Don’t Be This Golf Guy

May 07, 2008 |

A guy I know asked me if I wanted to join his regular Friday foursome because one of the guys couldn’t make it. I said, “sure” (of course having checked with my wife). At this point last Summer I had played all of two rounds, one of which was a scramble. I hadn’t swung a club in a month. So, before I went out and embarrassed myself, I wanted to know exactly how badly I would embarrass myself. I’m a solid 90’s golfer. If I really get it going, I can shoot 88. My best two rounds ever were an 85 at Bear Creek and an 82 at some course in West Baltimore, which I should be able to remember the name, but I can’t. I do remember the course being not that hard, and I played out of my butt.
Anyway, this guy tells me that he shoots about 82-84. My first thought was “great, I’m going to be the worst guy in the group.” But actually, that doesn’t really bother me. I’ve often played with guys better than me. It’s not uncommon for me to be “getting strokes.” So anyway, when the guy asked me what I shoot, I told him that I would be happy to shoot 92 or 93, and that was the truth.
Now when I play golf, I play by the rules of golf. I don’t roll my ball in the fairway. I putt out on every hole. I imagine that I’m in my own little PGA event and I want to see what my score really is. The next time I see Tiger roll his ball out of a divot in the fairway then I will start rolling my ball too. The next time Mickelson picks up a putt because it’s inside the leather, then I will too. But until then, I will play by the rules, and when I tell someone that I shot 88, it will be an 88.
So the round goes, and I play a nice 54-44 to a 98. That’s not the story. The story is that the guy who I was playing with who shoots 82-84, didn’t. Well, his scorecard might have said 82-84, but he didn’t shoot it. J.K. Rowlings doesn’t write fiction as well as this guy did. He was picking up putts, ignoring white stakes, and using a mulligan on each side. The only way this guy would shoot 82 is if he stopped after 16 holes.

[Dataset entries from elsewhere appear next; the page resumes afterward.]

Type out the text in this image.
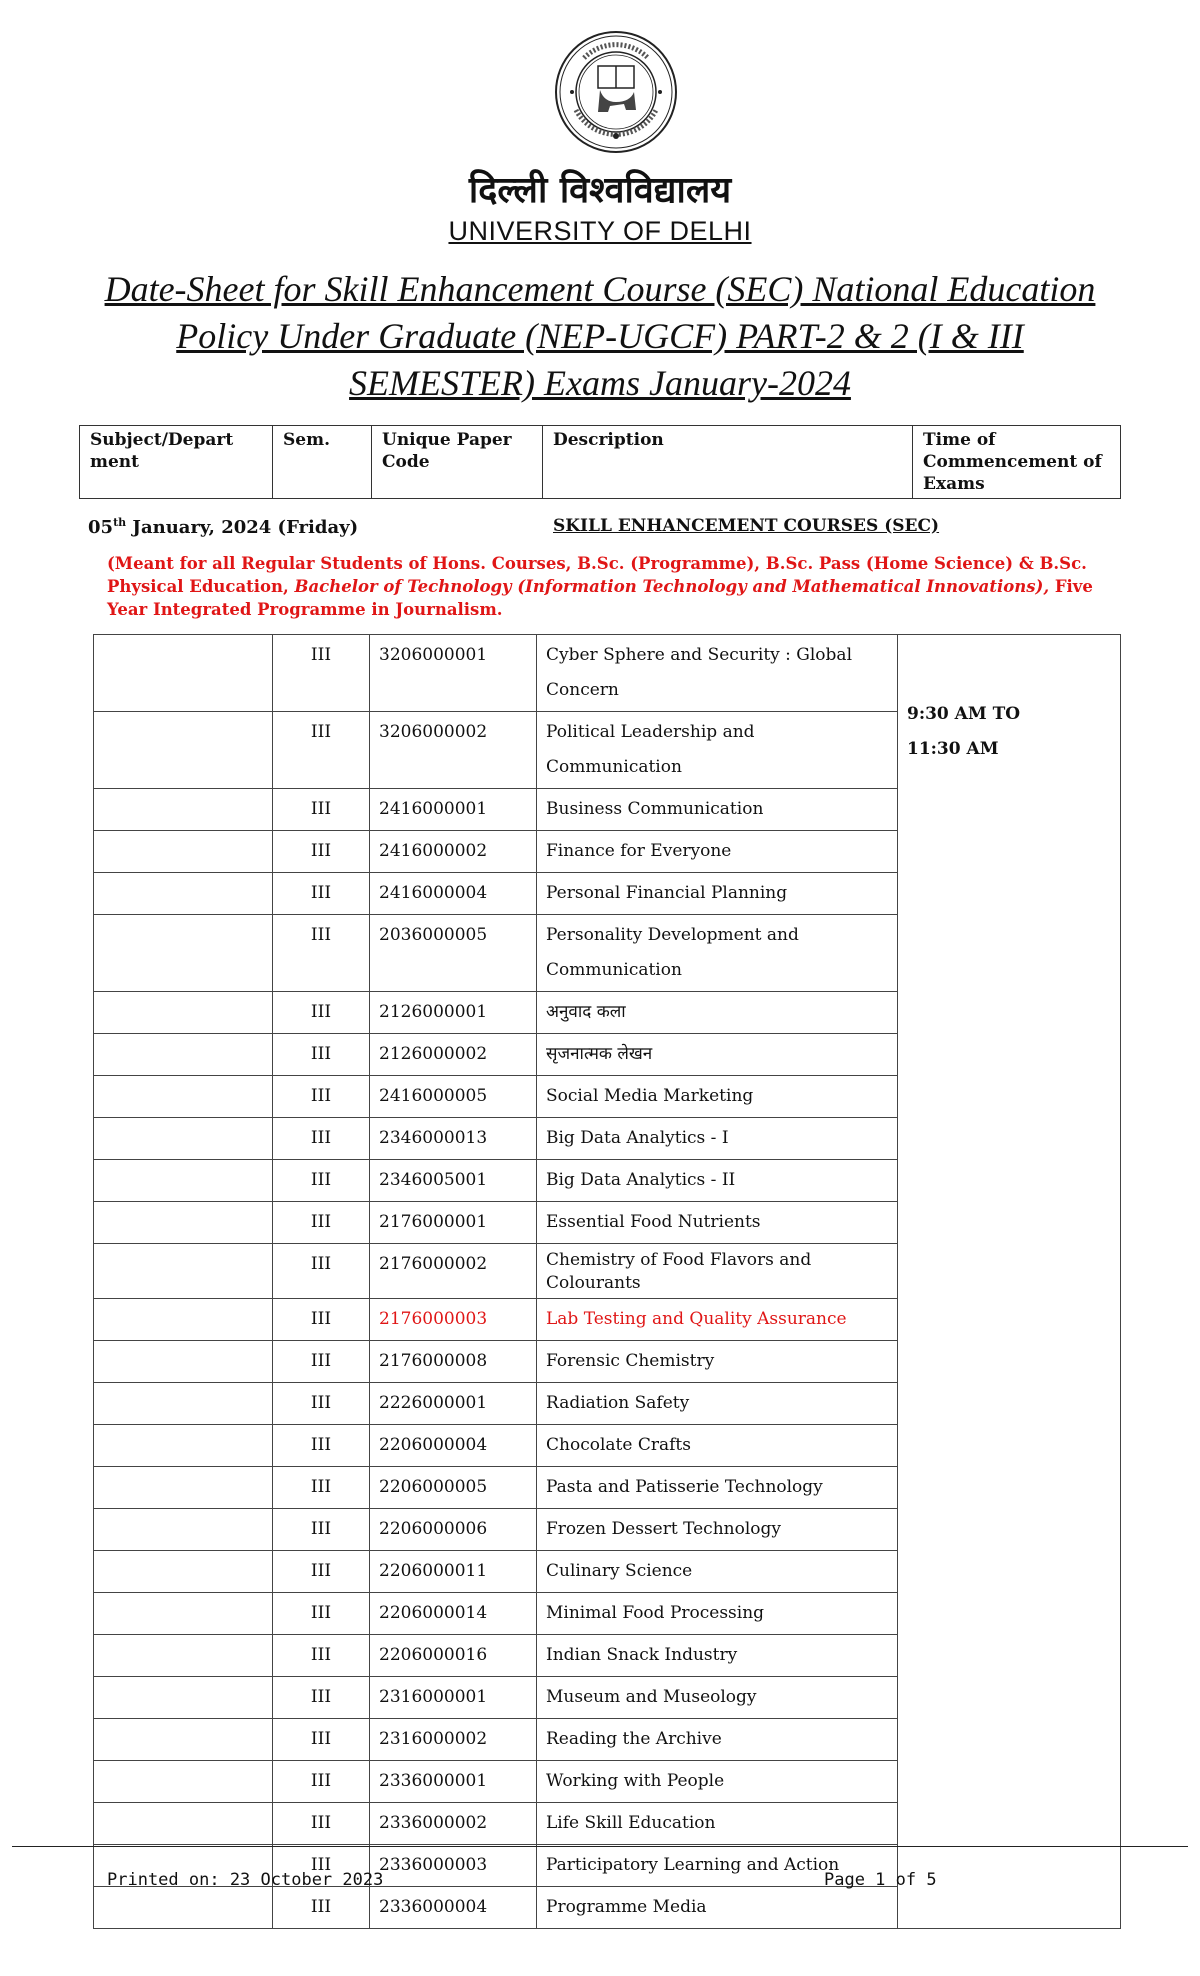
दिल्ली विश्वविद्यालय
UNIVERSITY OF DELHI
Date-Sheet for Skill Enhancement Course (SEC) National Education Policy Under Graduate (NEP-UGCF) PART-2 & 2 (I & III SEMESTER) Exams January-2024
Subject/Depart ment	Sem.	Unique Paper Code	Description	Time of Commencement of Exams
05th January, 2024 (Friday)	SKILL ENHANCEMENT COURSES (SEC)
(Meant for all Regular Students of Hons. Courses, B.Sc. (Programme), B.Sc. Pass (Home Science) & B.Sc. Physical Education, Bachelor of Technology (Information Technology and Mathematical Innovations), Five Year Integrated Programme in Journalism.
	III	3206000001	Cyber Sphere and Security : Global Concern	9:30 AM TO
11:30 AM

	III	3206000002	Political Leadership and Communication	
	III	2416000001	Business Communication	
	III	2416000002	Finance for Everyone	
	III	2416000004	Personal Financial Planning	
	III	2036000005	Personality Development and Communication	
	III	2126000001	अनुवाद कला	
	III	2126000002	सृजनात्मक लेखन	
	III	2416000005	Social Media Marketing	
	III	2346000013	Big Data Analytics - I	
	III	2346005001	Big Data Analytics - II	
	III	2176000001	Essential Food Nutrients	
	III	2176000002	Chemistry of Food Flavors and Colourants	
	III	2176000003	Lab Testing and Quality Assurance	
	III	2176000008	Forensic Chemistry	
	III	2226000001	Radiation Safety	
	III	2206000004	Chocolate Crafts	
	III	2206000005	Pasta and Patisserie Technology	
	III	2206000006	Frozen Dessert Technology	
	III	2206000011	Culinary Science	
	III	2206000014	Minimal Food Processing	
	III	2206000016	Indian Snack Industry	
	III	2316000001	Museum and Museology	
	III	2316000002	Reading the Archive	
	III	2336000001	Working with People	
	III	2336000002	Life Skill Education	
	III	2336000003	Participatory Learning and Action	
	III	2336000004	Programme Media	
Printed on: 23 October 2023	Page 1 of 5
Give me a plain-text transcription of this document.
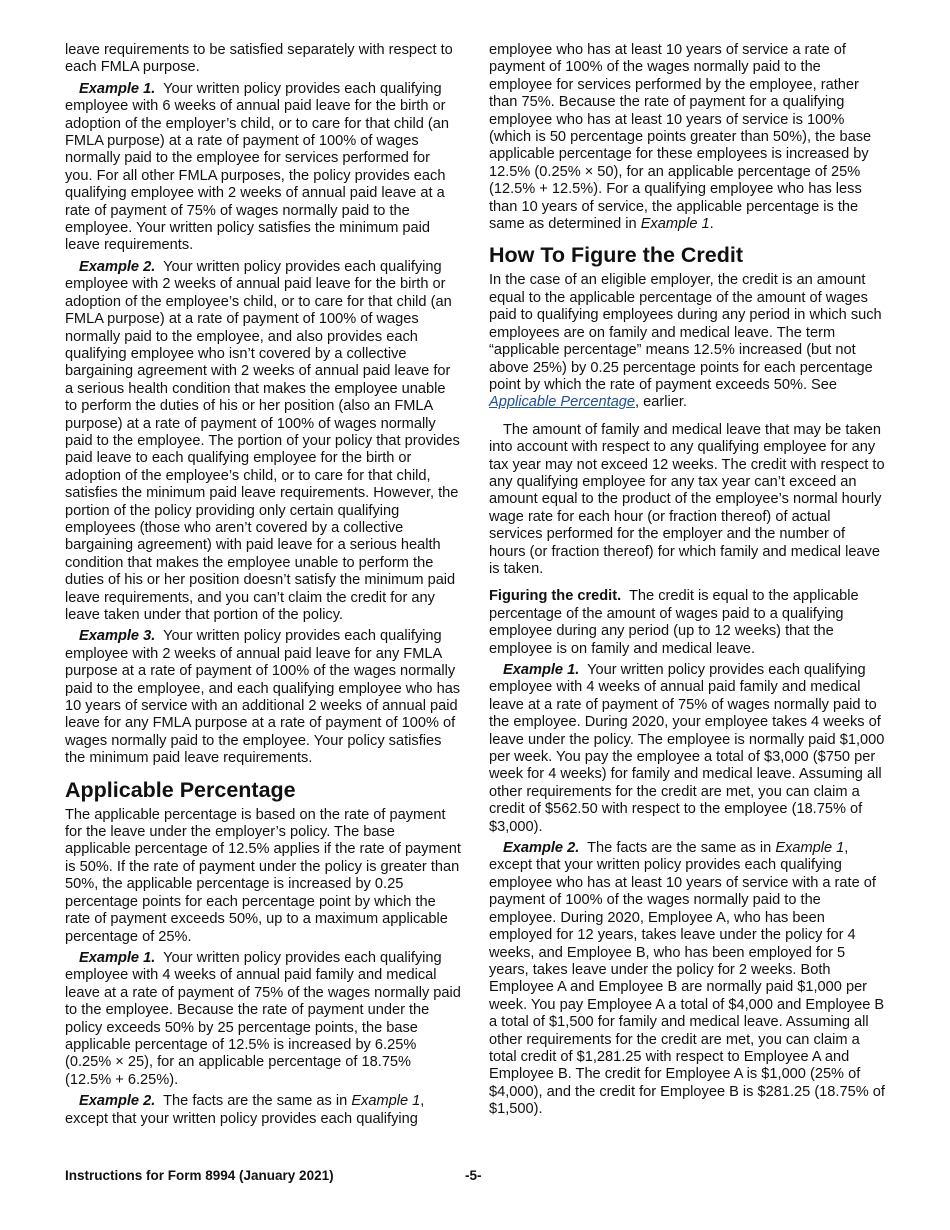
leave requirements to be satisfied separately with respect to each FMLA purpose.

Example 1. Your written policy provides each qualifying employee with 6 weeks of annual paid leave for the birth or adoption of the employer’s child, or to care for that child (an FMLA purpose) at a rate of payment of 100% of wages normally paid to the employee for services performed for you. For all other FMLA purposes, the policy provides each qualifying employee with 2 weeks of annual paid leave at a rate of payment of 75% of wages normally paid to the employee. Your written policy satisfies the minimum paid leave requirements.

Example 2. Your written policy provides each qualifying employee with 2 weeks of annual paid leave for the birth or adoption of the employee’s child, or to care for that child (an FMLA purpose) at a rate of payment of 100% of wages normally paid to the employee, and also provides each qualifying employee who isn’t covered by a collective bargaining agreement with 2 weeks of annual paid leave for a serious health condition that makes the employee unable to perform the duties of his or her position (also an FMLA purpose) at a rate of payment of 100% of wages normally paid to the employee. The portion of your policy that provides paid leave to each qualifying employee for the birth or adoption of the employee’s child, or to care for that child, satisfies the minimum paid leave requirements. However, the portion of the policy providing only certain qualifying employees (those who aren’t covered by a collective bargaining agreement) with paid leave for a serious health condition that makes the employee unable to perform the duties of his or her position doesn’t satisfy the minimum paid leave requirements, and you can’t claim the credit for any leave taken under that portion of the policy.

Example 3. Your written policy provides each qualifying employee with 2 weeks of annual paid leave for any FMLA purpose at a rate of payment of 100% of the wages normally paid to the employee, and each qualifying employee who has 10 years of service with an additional 2 weeks of annual paid leave for any FMLA purpose at a rate of payment of 100% of wages normally paid to the employee. Your policy satisfies the minimum paid leave requirements.

Applicable Percentage

The applicable percentage is based on the rate of payment for the leave under the employer’s policy. The base applicable percentage of 12.5% applies if the rate of payment is 50%. If the rate of payment under the policy is greater than 50%, the applicable percentage is increased by 0.25 percentage points for each percentage point by which the rate of payment exceeds 50%, up to a maximum applicable percentage of 25%.

Example 1. Your written policy provides each qualifying employee with 4 weeks of annual paid family and medical leave at a rate of payment of 75% of the wages normally paid to the employee. Because the rate of payment under the policy exceeds 50% by 25 percentage points, the base applicable percentage of 12.5% is increased by 6.25% (0.25% × 25), for an applicable percentage of 18.75% (12.5% + 6.25%).

Example 2. The facts are the same as in Example 1, except that your written policy provides each qualifying

employee who has at least 10 years of service a rate of payment of 100% of the wages normally paid to the employee for services performed by the employee, rather than 75%. Because the rate of payment for a qualifying employee who has at least 10 years of service is 100% (which is 50 percentage points greater than 50%), the base applicable percentage for these employees is increased by 12.5% (0.25% × 50), for an applicable percentage of 25% (12.5% + 12.5%). For a qualifying employee who has less than 10 years of service, the applicable percentage is the same as determined in Example 1.

How To Figure the Credit

In the case of an eligible employer, the credit is an amount equal to the applicable percentage of the amount of wages paid to qualifying employees during any period in which such employees are on family and medical leave. The term “applicable percentage” means 12.5% increased (but not above 25%) by 0.25 percentage points for each percentage point by which the rate of payment exceeds 50%. See Applicable Percentage, earlier.

The amount of family and medical leave that may be taken into account with respect to any qualifying employee for any tax year may not exceed 12 weeks. The credit with respect to any qualifying employee for any tax year can’t exceed an amount equal to the product of the employee’s normal hourly wage rate for each hour (or fraction thereof) of actual services performed for the employer and the number of hours (or fraction thereof) for which family and medical leave is taken.

Figuring the credit. The credit is equal to the applicable percentage of the amount of wages paid to a qualifying employee during any period (up to 12 weeks) that the employee is on family and medical leave.

Example 1. Your written policy provides each qualifying employee with 4 weeks of annual paid family and medical leave at a rate of payment of 75% of wages normally paid to the employee. During 2020, your employee takes 4 weeks of leave under the policy. The employee is normally paid $1,000 per week. You pay the employee a total of $3,000 ($750 per week for 4 weeks) for family and medical leave. Assuming all other requirements for the credit are met, you can claim a credit of $562.50 with respect to the employee (18.75% of $3,000).

Example 2. The facts are the same as in Example 1, except that your written policy provides each qualifying employee who has at least 10 years of service with a rate of payment of 100% of the wages normally paid to the employee. During 2020, Employee A, who has been employed for 12 years, takes leave under the policy for 4 weeks, and Employee B, who has been employed for 5 years, takes leave under the policy for 2 weeks. Both Employee A and Employee B are normally paid $1,000 per week. You pay Employee A a total of $4,000 and Employee B a total of $1,500 for family and medical leave. Assuming all other requirements for the credit are met, you can claim a total credit of $1,281.25 with respect to Employee A and Employee B. The credit for Employee A is $1,000 (25% of $4,000), and the credit for Employee B is $281.25 (18.75% of $1,500).

Instructions for Form 8994 (January 2021)	-5-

I’m not golf historian, but let me give you a brief history on mulligans. They are to be used on the first tee box, in the event that the player didn’t have enough time to go to the driving range. They are not to be used on #14 when you’re ball goes into the pond. This guy contemplated using his mulligans like NFL coaches think about using their replay challenges. It was comical.
Look, I’m not telling anyone how to play their round, and how to enjoy the sport, but I’ve never understood why guys feel it necessary to lie about their golf scores to make themselves feel like more of a man. Just play the round like it was meant to be played and tell people what you shot. No one is going to think less of you if you don’t play well. The other thing is, that if you tell someone that you shoot 82 and then go out and play in some event where you have to follow the rules and throw up a 94, you are going to look like an idiot.
I’ve never had a good golfer not play a round with me because I’m going to shoot in the 90’s. Drew Forrester would play a round with me and have no problems even though he would beat me by 20 strokes. Do you know why? I understand the etiquette of the game. I don’t walk in people’s putt lines. I don’t leave the cart 100 yards back, and I don’t spend 15 minutes looking for my ball and hold up the whole group.
Like I said, you do what you want to do, but I can promise you this. Good golfers will make more fun of you behind your back if you say that you shoot 80 but can’t then they will if you admit that you shoot 90. Does it really do your ego any good to have guys across the clubhouse laughing saying that “he cheats and he sucks?” It certainly won’t do your wallet any good when you play them in a match.